Developments in contract: Part performance
A brief summary of the principles, recent developments and practical tips relating to partial performance of a contract.
Principles
- An offer to partly perform a contract, such as by paying less than an amount already due, cannot, in the absence of fresh consideration, create a binding compromise.
- Good consideration in these circumstances requires some added benefit to the creditor, however, a "practical benefit" does not amount to good consideration: Foakes v Beer.
- However, agreeing to forego a valuable right, such as not to pursue an arguable claim or defence, may amount to good consideration.
Recent Developments
- In Simantob v Shavleyan, the High Court considered whether a variation to a settlement agreement was supported by good consideration.
- Under the settlement agreement, Mr Shavleyan agreed to pay Mr Simantob $1.5m plus $1,000 penalty for every day’s delay in payment. Mr Shavleyan only paid some of the principal on time and therefore owed the outstanding principal and the penalty charges, which continued to accrue.

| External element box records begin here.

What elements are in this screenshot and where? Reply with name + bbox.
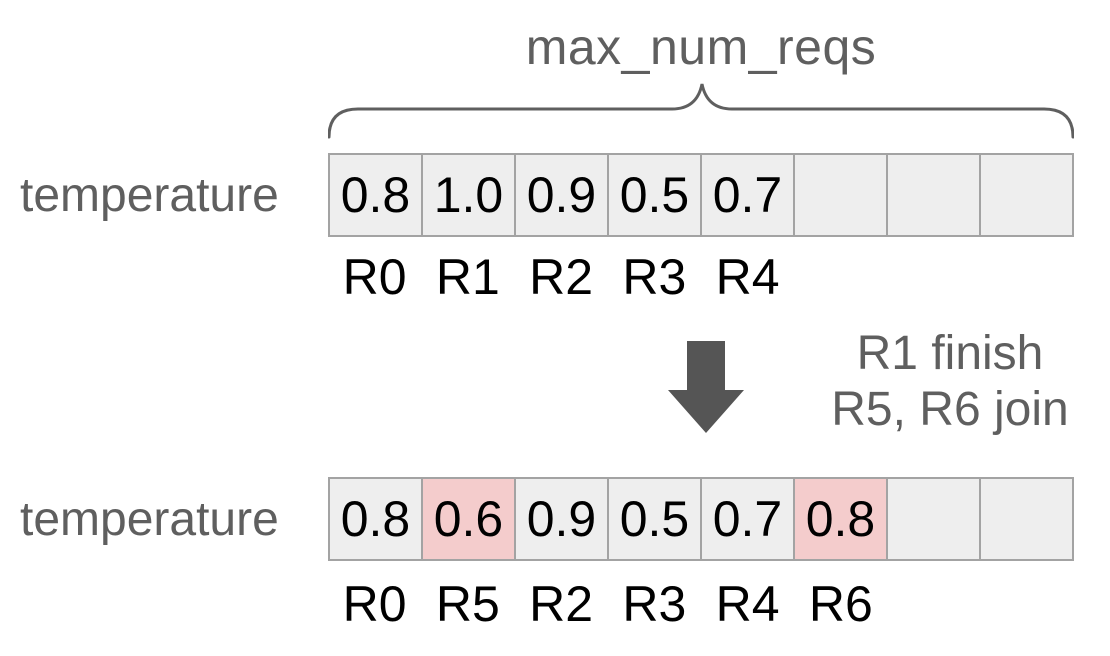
- request-label-empty: [888, 575, 981, 633]
- row1-cell-5: [793, 153, 888, 237]
- transition-line2: R5, R6 join: [831, 382, 1069, 436]
- request-label-r1: R1: [435, 249, 500, 305]
- transition-note: R1 finish R5, R6 join: [780, 326, 1110, 437]
- request-label-r2: R2: [529, 249, 594, 305]
- row2-cell-7: [979, 477, 1074, 561]
- row1-cell-4: 0.7: [700, 153, 795, 237]
- row1-cell-3: 0.5: [607, 153, 702, 237]
- request-label-empty: [888, 248, 981, 306]
- request-label-r3: R3: [622, 249, 687, 305]
- request-label-r0: R0: [342, 249, 407, 305]
- transition-line1: R1 finish: [856, 327, 1044, 380]
- row2-cell-5: 0.8: [793, 477, 888, 561]
- request-label-r3: R3: [622, 576, 687, 632]
- row2-cell-1: 0.6: [421, 477, 516, 561]
- down-arrow-icon: [668, 341, 744, 433]
- request-label-r5: R5: [435, 576, 500, 632]
- request-label-empty: [981, 248, 1074, 306]
- row1-temperature-label: temperature: [20, 168, 279, 222]
- row1-cell-6: [886, 153, 981, 237]
- row2-cell-0: 0.8: [328, 477, 423, 561]
- request-label-r0: R0: [342, 576, 407, 632]
- row2-request-labels: R0 R5 R2 R3 R4 R6: [328, 575, 1074, 633]
- row1-cell-1: 1.0: [421, 153, 516, 237]
- row1-request-labels: R0 R1 R2 R3 R4: [328, 248, 1074, 306]
- request-label-r6: R6: [808, 576, 873, 632]
- row2-array: 0.8 0.6 0.9 0.5 0.7 0.8: [328, 477, 1074, 561]
- row1-cell-7: [979, 153, 1074, 237]
- curly-brace-icon: [328, 83, 1074, 139]
- row1-array: 0.8 1.0 0.9 0.5 0.7: [328, 153, 1074, 237]
- row1-cell-2: 0.9: [514, 153, 609, 237]
- request-label-r2: R2: [529, 576, 594, 632]
- row2-temperature-label: temperature: [20, 492, 279, 546]
- row2-cell-4: 0.7: [700, 477, 795, 561]
- row2-cell-2: 0.9: [514, 477, 609, 561]
- row2-cell-6: [886, 477, 981, 561]
- request-label-r4: R4: [715, 576, 780, 632]
- request-label-r4: R4: [715, 249, 780, 305]
- request-label-empty: [794, 248, 887, 306]
- request-label-empty: [981, 575, 1074, 633]
- row1-cell-0: 0.8: [328, 153, 423, 237]
- row2-cell-3: 0.5: [607, 477, 702, 561]
- brace-label: max_num_reqs: [525, 19, 877, 75]
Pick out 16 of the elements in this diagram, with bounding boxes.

- Mr Simantob eventually agreed to vary the settlement agreement and accept $800,000 in final satisfaction of the principal and penalty charges owing. The Court then considered whether this variation agreement was supported by good consideration, and therefore binding on Mr Simantob, or whether he could still demand the payment of the amounts due under the settlement agreement.
- The Court dismissed arguments that Mr Simantob received good consideration in the form of prestige and standing in his local community for settling with Mr Shavleyan or through continued access to Mr Shavelyan’s expertise and contacts (as the parties continued to deal). Each constituted only a “practical benefit”, which is not good consideration.
- However, in varying the settlement agreement, Mr Shavleyan had agreed not to challenge the enforceability of the penalty clause in the settlement agreement. This agreement not to run an arguable defence was held to constitute good consideration and the variation was thus binding on Mr Simantob.
What this means
- When parties arrange to make part-payment of a debt or partial performance of a contract, they should consider and specify whether that agreement is intended to discharge the original obligations.
- Variations to the terms of a contract allowing part performance should be signed as a deed to avoid any ambiguity about whether there is good consideration.
- If the underlying contractual obligation is disputed, then it may be argued that an agreement to make part performance was supported by good consideration.
- This is an area of law to watch, as there is Court of Appeal authority for and against “practical benefit” being fresh consideration (see Williams v Roffey and the later Selectmove). The current trend is against this, as demonstrated by this case, but Lord Sumption has expressed the need for it to be considered by an enlarged panel of the Supreme Court when a suitable case arises.